Lee being awarded the Presidential Medal of Freedom, November 5, 2007
Lee being awarded the Presidential Medal of Freedom, November 5, 2007

American author Harper Lee, famous for her novel To Kill a Mockingbird, has died. She was 89. 

Considered a 'one-book wonder' until the recent – and ethically disputed – publication of Go Set a Watchman last year, Lee is often credited with writing the definitive characterisation of the racial tension in the American 'Deep South' of the 1930s, and with creating one of the most enduring figures of 20th century American literature in the upright lawyer Atticus Finch. 

Winning the Pulitzer Prize for fiction in 1961, To Kill a Mockingbird was also made into a film starring Gregory Peck just a year later – an adaptation which was equally decorated by audiences and critics and which also enjoyed Lee's own blessing. 

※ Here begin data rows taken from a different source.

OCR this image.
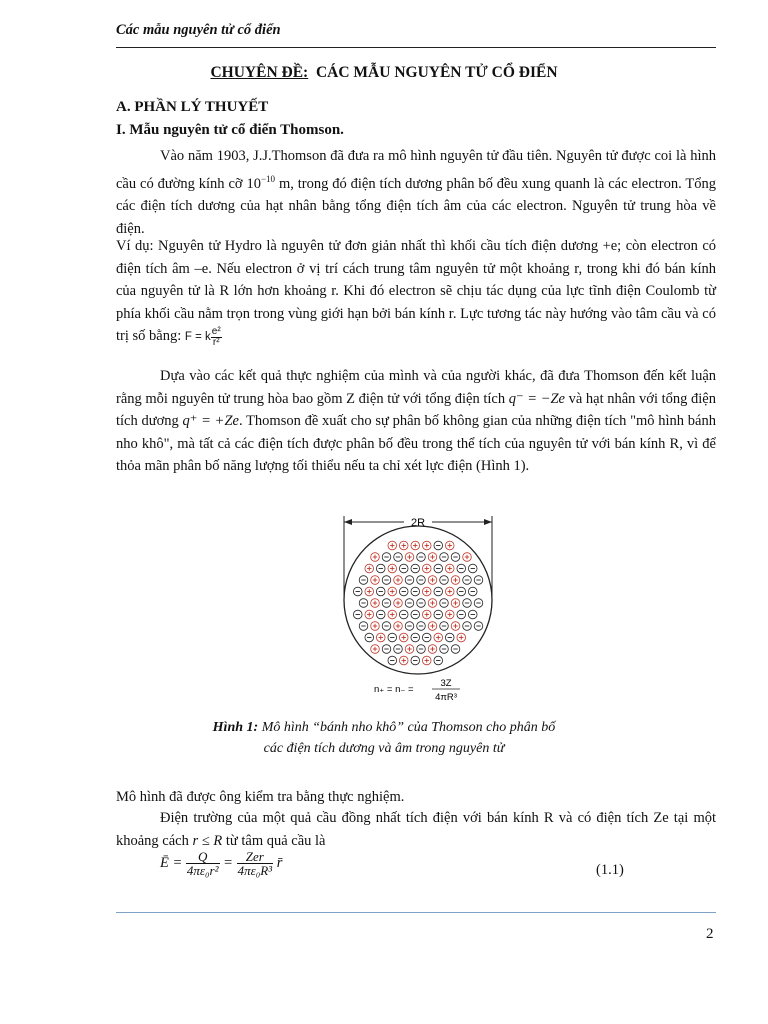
Các mẫu nguyên tử cổ điển
CHUYÊN ĐỀ: CÁC MẪU NGUYÊN TỬ CỔ ĐIỂN
A. PHẦN LÝ THUYẾT
I. Mẫu nguyên tử cổ điển Thomson.

Vào năm 1903, J.J.Thomson đã đưa ra mô hình nguyên tử đầu tiên. Nguyên tử được coi là hình cầu có đường kính cỡ $10^{-10}$ m, trong đó điện tích dương phân bố đều xung quanh là các electron. Tổng các điện tích dương của hạt nhân bằng tổng điện tích âm của các electron. Nguyên tử trung hòa về điện.

Ví dụ: Nguyên tử Hydro là nguyên tử đơn giản nhất thì khối cầu tích điện dương +e; còn electron có điện tích âm –e. Nếu electron ở vị trí cách trung tâm nguyên tử một khoảng r, trong khi đó bán kính của nguyên tử là R lớn hơn khoảng r. Khi đó electron sẽ chịu tác dụng của lực tĩnh điện Coulomb từ phía khối cầu nằm trọn trong vùng giới hạn bởi bán kính r. Lực tương tác này hướng vào tâm cầu và có trị số bằng: F = k $\frac{\text{e²}}{\text{r²}}$

Dựa vào các kết quả thực nghiệm của mình và của người khác, đã đưa Thomson đến kết luận rằng mỗi nguyên tử trung hòa bao gồm Z điện tử với tổng điện tích q⁻ = −Ze và hạt nhân với tổng điện tích dương q⁺ = +Ze. Thomson đề xuất cho sự phân bố không gian của những điện tích "mô hình bánh nho khô", mà tất cả các điện tích được phân bố đều trong thể tích của nguyên tử với bán kính R, vì để thỏa mãn phân bố năng lượng tối thiểu nếu ta chỉ xét lực điện (Hình 1).

2R
n₊ = n₋ =
3Z
4πR³
Hình 1: Mô hình “bánh nho khô” của Thomson cho phân bố
các điện tích dương và âm trong nguyên tử

Mô hình đã được ông kiểm tra bằng thực nghiệm.

Điện trường của một quả cầu đồng nhất tích điện với bán kính R và có điện tích Ze tại một khoảng cách r ≤ R từ tâm quả cầu là

Ē = $\frac{Q}{\text{4πε₀r²}} = \frac{\text{Zer}}{\text{4πε₀R³}}$ r̄	(1.1)
2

Lee became something of a recluse following the publication of To Kill a Mockingbird, failing to complete any of the books she was working on, and refusing to grant any interviews. She was awarded the Presidential Medal of Freedom in 2007, and was subsequently received the Medal of Arts in 2010. 

Go Set a Watchman, a sequel of sorts to 'Mockingbird' was published in 2015 to some controversy. Beyond the fact that it divided critics – who suspected that the novel was little more than a first draft, in the process tarnishing the image of Atticus Finch by depicting him as a racist in his dotage – questions were also raised as to whether Lee would have been lucid enough to authorise its publication, since she was said to be in declining health at the time.